As previsões agrícolas do Instituto Nacional de Estatística apontam para uma produção de cereais na ordem das 209 mil toneladas, o que representa um acréscimo de 8% face à campanha de 2017. Este aumento é suportado exclusivamente pela subida da produtividade média, positivamente influenciada pelas condições climatéricas, em particular pela ocorrência de precipitação em fases decisivas, nomeadamente após a adubação de cobertura e no enchimento do grão.

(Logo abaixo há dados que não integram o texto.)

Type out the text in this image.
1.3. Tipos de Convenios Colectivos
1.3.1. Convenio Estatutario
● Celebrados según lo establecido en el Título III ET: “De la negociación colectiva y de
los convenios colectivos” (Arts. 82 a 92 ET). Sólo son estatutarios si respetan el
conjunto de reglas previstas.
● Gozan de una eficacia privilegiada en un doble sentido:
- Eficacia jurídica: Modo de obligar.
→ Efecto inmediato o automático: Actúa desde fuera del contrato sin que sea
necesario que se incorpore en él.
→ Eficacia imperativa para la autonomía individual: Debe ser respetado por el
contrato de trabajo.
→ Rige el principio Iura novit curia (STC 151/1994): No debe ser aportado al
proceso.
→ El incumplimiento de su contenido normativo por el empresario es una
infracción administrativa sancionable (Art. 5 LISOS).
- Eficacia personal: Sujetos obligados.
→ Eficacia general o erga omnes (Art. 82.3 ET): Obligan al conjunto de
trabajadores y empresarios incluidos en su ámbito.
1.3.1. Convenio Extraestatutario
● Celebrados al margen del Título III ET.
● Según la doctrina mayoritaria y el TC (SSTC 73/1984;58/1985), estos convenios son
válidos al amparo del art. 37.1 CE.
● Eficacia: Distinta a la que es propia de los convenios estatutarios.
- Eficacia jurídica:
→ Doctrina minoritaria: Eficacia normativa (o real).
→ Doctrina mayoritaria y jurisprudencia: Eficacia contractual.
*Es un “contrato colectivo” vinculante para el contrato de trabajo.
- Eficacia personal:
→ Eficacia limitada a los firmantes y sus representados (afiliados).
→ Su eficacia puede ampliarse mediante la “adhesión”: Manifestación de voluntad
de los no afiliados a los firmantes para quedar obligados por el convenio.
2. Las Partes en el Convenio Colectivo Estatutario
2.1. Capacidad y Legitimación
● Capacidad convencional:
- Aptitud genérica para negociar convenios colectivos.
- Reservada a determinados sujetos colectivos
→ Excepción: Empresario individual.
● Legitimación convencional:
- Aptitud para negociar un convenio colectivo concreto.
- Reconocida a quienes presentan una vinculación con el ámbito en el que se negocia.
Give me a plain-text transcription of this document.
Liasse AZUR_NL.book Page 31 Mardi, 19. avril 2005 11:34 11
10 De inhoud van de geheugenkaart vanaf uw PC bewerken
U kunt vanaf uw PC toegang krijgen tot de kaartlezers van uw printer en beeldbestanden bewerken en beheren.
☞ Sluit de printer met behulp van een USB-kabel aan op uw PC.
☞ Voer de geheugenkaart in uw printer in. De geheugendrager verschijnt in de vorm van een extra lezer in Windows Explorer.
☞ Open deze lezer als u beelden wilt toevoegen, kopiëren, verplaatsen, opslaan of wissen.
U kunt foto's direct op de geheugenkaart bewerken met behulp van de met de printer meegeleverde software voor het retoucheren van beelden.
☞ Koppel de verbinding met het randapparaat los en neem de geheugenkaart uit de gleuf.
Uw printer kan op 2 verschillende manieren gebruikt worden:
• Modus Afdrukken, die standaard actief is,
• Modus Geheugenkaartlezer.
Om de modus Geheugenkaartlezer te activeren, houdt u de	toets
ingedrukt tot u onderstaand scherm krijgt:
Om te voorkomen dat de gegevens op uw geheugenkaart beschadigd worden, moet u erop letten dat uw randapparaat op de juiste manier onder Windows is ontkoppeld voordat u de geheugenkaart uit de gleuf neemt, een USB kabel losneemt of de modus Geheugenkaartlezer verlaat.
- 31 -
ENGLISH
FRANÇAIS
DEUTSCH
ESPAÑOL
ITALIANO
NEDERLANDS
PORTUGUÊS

Em termos qualitativos, destaque positivo para a cevada, com produções de qualidade superior em termos de teor proteico, entre 9,5% e 12%, valores adequados ao processo industrial de transformação em malte, peso específico e calibre. Em contrapartida, os trigos duros ficaram muito aquém do esperado devido à ocorrência de chuvas no final do ciclo.

 

Para o arroz, a produtividade deve ficar próxima à da campanha anterior. O expectável aumento de temperatura e de horas de sol ao longo do mês de agosto, face ao ocorrido em julho, permite antever a manutenção da produtividade alcançada na campanha anterior (6,2 toneladas por hectare). Recorde-se que as sementeiras de arroz foram tardias, tendo-se prolongado até ao final de junho, mas o desenvolvimento vegetativo é bom, com as searas a apresentarem povoamentos muito homogéneos e boa coloração.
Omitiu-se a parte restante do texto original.